Putting the Rudder Before the Boat.

Road trip breakfast.

Returning to the normal flow of the blog after the last post’s digression through the Northwest Passage, I’ll pick up the thread as we returned home from the cross-country road trip, whose second half turned out every bit as awesome as the first.  We picked up seven new shops as dealers, with several others eager to make orders in the spring, when mountain shops shift from winter fun to summer cragging mode.  Glad to be back, we were nonetheless a little sorry it was over, and may just go on another tour again sometime.  If only the Midwest weren’t so wide….

Legenday Gear Dyneema slings

We had to hit the ground running, as there were backorders to fill, as well as a small mountain of sailboat rope that had piled up awaiting our return.  The children had thrived in our absence, their worst setback a flat tire when miles and miles from home, but were glad to give most of the cooking over to us again.  Between cutting, splicing, and dyeing mountains of slings, we designed packaging, put together a PDF product catalog to email out, and watched winter get closer every day.

Some work on the bow section

I had hoped to get a lot more fiberglass onto the boat’s hull before it got too cold, but in the end we only had two warm-enough days, which sufficed to get a good layup on the keel shoe and some work on the bow section before we put the tarp over her for good and all.  Time to do inside things until spring.

My workshop is divided into two unequal spaces.  The smaller one, where I do all my rigging, (the “clean shop”) is pretty well insulated and has a woodstove, so it’s an all-season room.  The “dirty shop” is much harder to heat, and is only really tenable when the outside temps are above freezing.  Anticipating some glasswork in there, I set up a Dickinson diesel heater/stove that I’m keeping for Arctic sailing on Ganymede when time and circumstance allow.  It doesn’t do much beyond taking the edge off, but it allows us to work in there on rare warm days, where we’ve begun work on the rudder.

Penske Board.
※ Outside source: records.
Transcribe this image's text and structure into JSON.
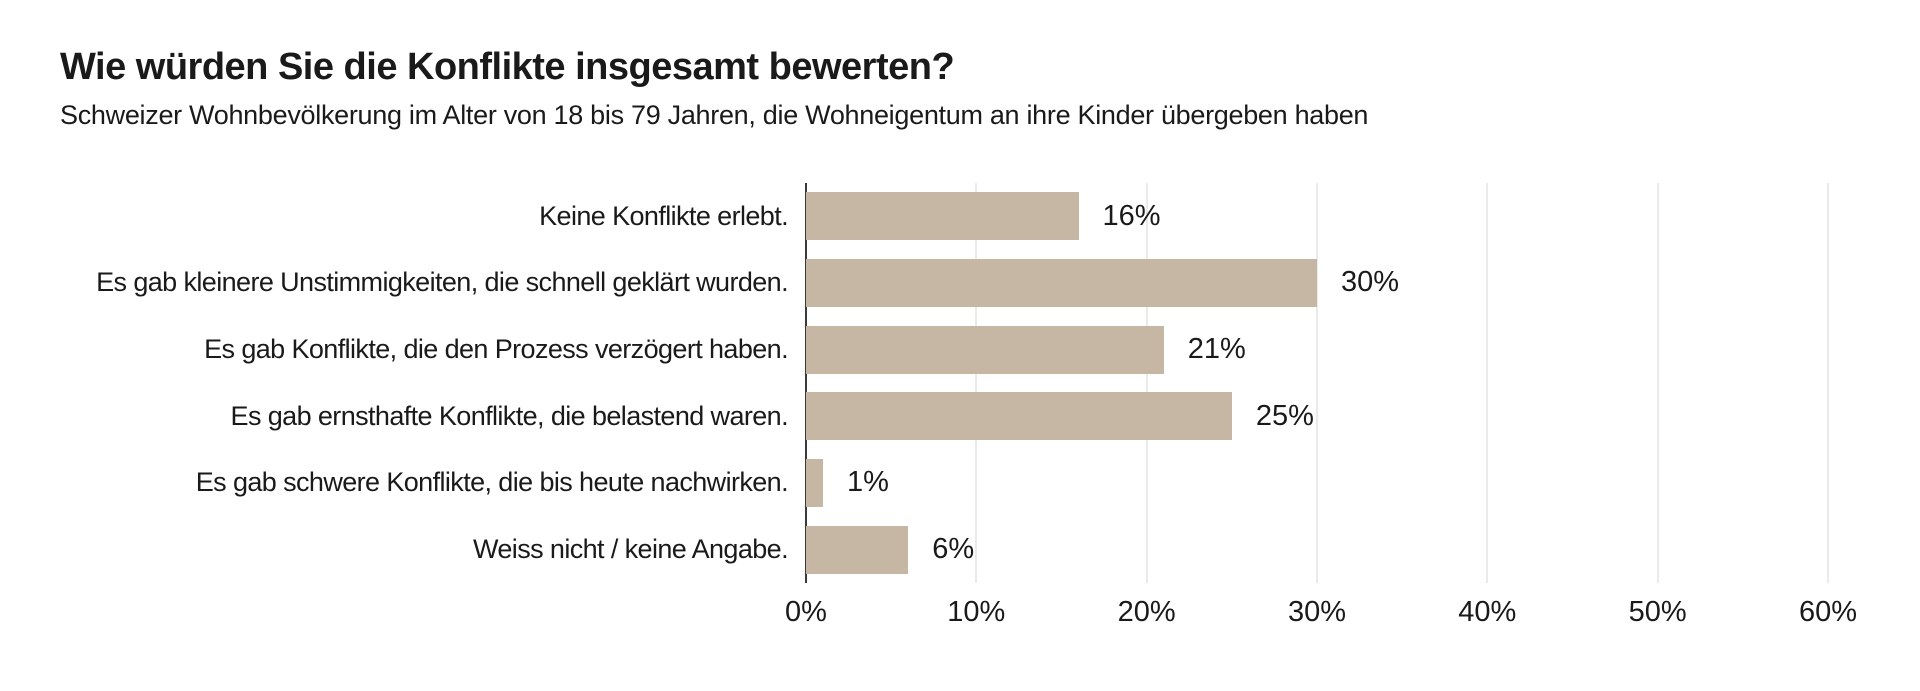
{
  "chart_data": {
    "type": "bar",
    "orientation": "horizontal",
    "title": "Wie würden Sie die Konflikte insgesamt bewerten?",
    "subtitle": "Schweizer Wohnbevölkerung im Alter von 18 bis 79 Jahren, die Wohneigentum an ihre Kinder übergeben haben",
    "categories": [
      "Keine Konflikte erlebt.",
      "Es gab kleinere Unstimmigkeiten, die schnell geklärt wurden.",
      "Es gab Konflikte, die den Prozess verzögert haben.",
      "Es gab ernsthafte Konflikte, die belastend waren.",
      "Es gab schwere Konflikte, die bis heute nachwirken.",
      "Weiss nicht / keine Angabe."
    ],
    "values": [
      16,
      30,
      21,
      25,
      1,
      6
    ],
    "value_labels": [
      "16%",
      "30%",
      "21%",
      "25%",
      "1%",
      "6%"
    ],
    "xlabel": "",
    "ylabel": "",
    "xlim": [
      0,
      60
    ],
    "x_ticks": [
      "0%",
      "10%",
      "20%",
      "30%",
      "40%",
      "50%",
      "60%"
    ],
    "x_tick_values": [
      0,
      10,
      20,
      30,
      40,
      50,
      60
    ],
    "grid": true,
    "legend": false,
    "colors": {
      "bar": "#C6B6A4",
      "gridline": "#D4D4D1",
      "axis_line": "#3A3A38",
      "text": "#1A1A1A",
      "background": "#FFFFFF"
    }
  }
}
Dense, strong, itchy.

It’s pretty easy to design a barn-door stern-hung rudder for a full-keel boat: the only question is “how big?”  With the help of my old friend Skene, we came up with dimensions that pleased the eye, and cut a blank out of a sheet of high-density core material called “Penske Board.”  Standing against the wall for a few months since we’d cut keel-shoe core out of it, the board had a slight bend that didn’t want to flatten out until we’d glassed over each edge of it with the opposite edge clamped onto straightedges.

Once the rudder was shape-stabilized and laser-straight (we checked it with the laser), we did the heavy layup in one long session, wrapped it in peel-ply to keep the glass from sagging off the underside, and then wrapped plastic packing film over everything to make sure the glass stayed tight, especially around the edges, where we want no bubbles to disturb the attachment to the sternpost.

Shape-stabilizing

There’s something diabolically difficult about getting peel-ply off when it’s been firmly pressed on: it’s like it wants to be part of the laminate.  Sometimes it takes plyers to grasp a flap firmly enough to yank it, and always I’m amazed the material doesn’t just tear and leave itself behind.  But the rudder looked pretty good once we’d got the peel-ply off, and after that there were only the ends to fix where we’d left tabs sticking out so it could be hung to laminate on both sides at once.

Shrouded in plastic film to keep the laminate tight

It’s got one good, tight skim of fairing compound on it now.  The next step is to coat it with Duratek primer (so the thickened resin will fully cure for sanding), and fair it to symmetry.

Fairing.

In the meantime, after mapping out a laminate schedule for the hull and measuring all the pieces we need, we’ve begun slowly cutting all the fiberglass cloth, stacking it in carefully labeled layers.  Most of the layup will be with 24-oz woven roving, which is the most economical for this sort of job.  We’ve already gone through two rolls of it, and begun a third.  Each roll weighs 250 pounds, and takes about the same weight of resin to soak it, so we can roughly calculate the weight of the hull once we’ve seen how much glass was used.  Having it all pre-cut before spring will allow us to maximize the brief time window when temperatures are ideal for laminating, and before we go into full-time summer employment mode, and there’s no time to do anything.

Lots of snow this winter.

Till then, between digging ourselves out of the heaps of snow that this winter has brought, we’ll chip away at the rudder project in the freezing shop, waiting for warmer weather so we can burst into action.